If you have an Android device or are running an Android emulator, you could use a utility provided with the Android SDK itself called the adb. We will discuss adb more in the second chapter. For now, we will just set up the SDK and we are ready to go.

Once the device is connected via a USB, we could simply type in adb devices in our terminal, which will show us the list of serial number of the devices attached. Make sure you have also turned on USB debugging in your device settings.

$ adb devices
List of devices attached
emulator-5554   device

Now, as we have seen before, Android is based on a Linux kernel, so most Linux commands would work perfectly fine on Android as well via an adb shell. The adb shell gives you a direct shell interaction with the device where you can execute commands and perform actions as well as analyze information present in the device. In order to execute the shell, simply need to type in the following command:

adb shell.

Once we are in the shell, we could run ps in order to list the running processes:

As you can see, ps will list all the processes currently running in the Android system. If you look carefully, the first column specifies the username. Here we can see a variety of usernames, such as system, root, radio, and a series of users with the initials app_. As you might have guessed, the processes running with the name of the system are owned by the system, root are running as root processes, radio are the processes related to telephony and radio, and app_ processes are all the applications the user has downloaded and installed on their device and are currently running. So, just like in Linux where a user identifies a unique user who is currently logged in to the system, in Android, a user identifies an application/process that is running in its own environment.

So, the core of the Android security model is Linux privilege separation. Every time a new application is initiated in the Android device, it is assigned a unique User ID (UID), which will further belong to some or the other group that is pre-defined.

Similar to Linux, all the binaries that you use as commands are located at /system/bin and /system/xbin. Also, the application's data that we install from the Play Store or any other source will be located at /data/data, whereas their original installation file, that is, .apk will be stored at /data/app. Also, there are some applications that need to be purchased from the Play Store instead of just downloading it for free. These applications will be stored at /data/app-private/.

Android Package (APK) is the default extension for the Android applications, which is just an archive file that contains all the necessary files and folders of the application. We will go ahead and reverse engineer the .apk files as well in the coming chapters.

Now, let's go to /data/data and see what is in there. An important point to note here is in order to do this on a real device, the device needs to be rooted and must be in the su mode:

# cd /data/data
# ls
com.aditya.facebookapp
com.aditya.spinnermenu
com.aditya.zeropermission
com.afe.socketapp
com.android.backupconfirm
com.android.browser
com.android.calculator2
com.android.calendar
com.android.camera
com.android.certinstaller
com.android.classic
com.android.contacts
com.android.customlocale2

So, what we see here, for example, com.aditya.facebookapp, are individual application folders. Now, you may wonder why, instead of having common folder names such as FacebookApp or CameraApp, it is written in a style of words separated by dots. So, these folder names specify the package name of the individual applications. Package name is a unique identifier that applications are identified by on the Play Store as well as the device. For example, there might be a number of camera applications or calculator applications with the same name. Hence, in order to uniquely identify different applications, the package name convention is used instead of the normal application names.

If we go inside any of the application folders, we would see different subfolders, such as files, databases, and cache, which we will be looking at later on in the Auditing Android applications section, of Chapter 3, Reversing and Auditing Android Apps.

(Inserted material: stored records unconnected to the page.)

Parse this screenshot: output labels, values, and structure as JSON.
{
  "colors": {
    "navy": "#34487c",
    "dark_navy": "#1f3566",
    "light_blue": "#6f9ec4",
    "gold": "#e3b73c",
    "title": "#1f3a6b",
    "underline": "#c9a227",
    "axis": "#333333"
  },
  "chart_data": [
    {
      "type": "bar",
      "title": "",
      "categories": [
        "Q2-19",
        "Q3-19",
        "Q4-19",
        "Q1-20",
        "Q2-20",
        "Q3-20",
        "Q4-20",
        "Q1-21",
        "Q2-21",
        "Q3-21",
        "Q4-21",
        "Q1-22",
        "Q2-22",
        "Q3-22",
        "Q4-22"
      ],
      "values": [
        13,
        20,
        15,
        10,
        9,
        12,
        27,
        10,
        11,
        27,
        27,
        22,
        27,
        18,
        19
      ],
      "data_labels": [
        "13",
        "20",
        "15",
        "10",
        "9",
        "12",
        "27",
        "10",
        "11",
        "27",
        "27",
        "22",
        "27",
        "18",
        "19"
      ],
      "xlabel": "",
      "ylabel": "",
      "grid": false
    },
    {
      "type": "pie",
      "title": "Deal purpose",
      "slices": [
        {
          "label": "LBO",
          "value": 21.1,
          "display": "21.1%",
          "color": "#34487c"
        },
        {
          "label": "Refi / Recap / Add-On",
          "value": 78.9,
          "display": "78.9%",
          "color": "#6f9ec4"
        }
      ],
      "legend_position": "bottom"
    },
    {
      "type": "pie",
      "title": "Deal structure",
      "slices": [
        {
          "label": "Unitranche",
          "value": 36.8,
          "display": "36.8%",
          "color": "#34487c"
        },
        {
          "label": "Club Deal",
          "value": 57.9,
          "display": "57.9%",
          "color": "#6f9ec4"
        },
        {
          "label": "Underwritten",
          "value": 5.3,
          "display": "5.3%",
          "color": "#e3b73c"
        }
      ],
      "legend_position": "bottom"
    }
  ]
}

shell@android:/data/data/de.trier.infsec.koch.droidsheep # ls
cache
databases
files
lib
shell@android:/data/data/de.trier.infsec.koch.droidsheep # 

An important thing to note here is that if the phone is rooted, we could modify any of the files present in the filesystem. Rooting a device means we have full access and control over the entire device, which means we could see as well as modify any files we wish.

One of the most common security protections most people think of is the pattern lock or the pin lock present by default in all Android phones. You could set up your own pattern by navigating to Settings | Security | Screen Lock.

Once we have set up the password or pattern lock, we will now go ahead and connect the phone with a USB to our system. Now, the password lock key or pattern lock pattern data is stored at /data/system with the name password.key or gesture.key. Note that, if the device is locked, as well as the USB debugging is turned on, you will need a custom bootloader to turn the USB debugging on. The entire process is beyond the scope of this book. To learn more about Android, refer to Defcon presentation by Thomas Cannon Digging.

Since cracking the password/pattern will be tougher and would need brute force (we will see how to decrypt the actual data later on), we will simply go ahead and remove the file, and that will remove the pattern protection for us from the phone:

shell@android:/data # cd /data/system
shell@android:/data/system # rm gesture.key

So, as we can see that once the phone is rooted, almost anything could be done with the phone with just a USB cable and a system. We will see more about USB-based exploitation in the upcoming chapters of this book.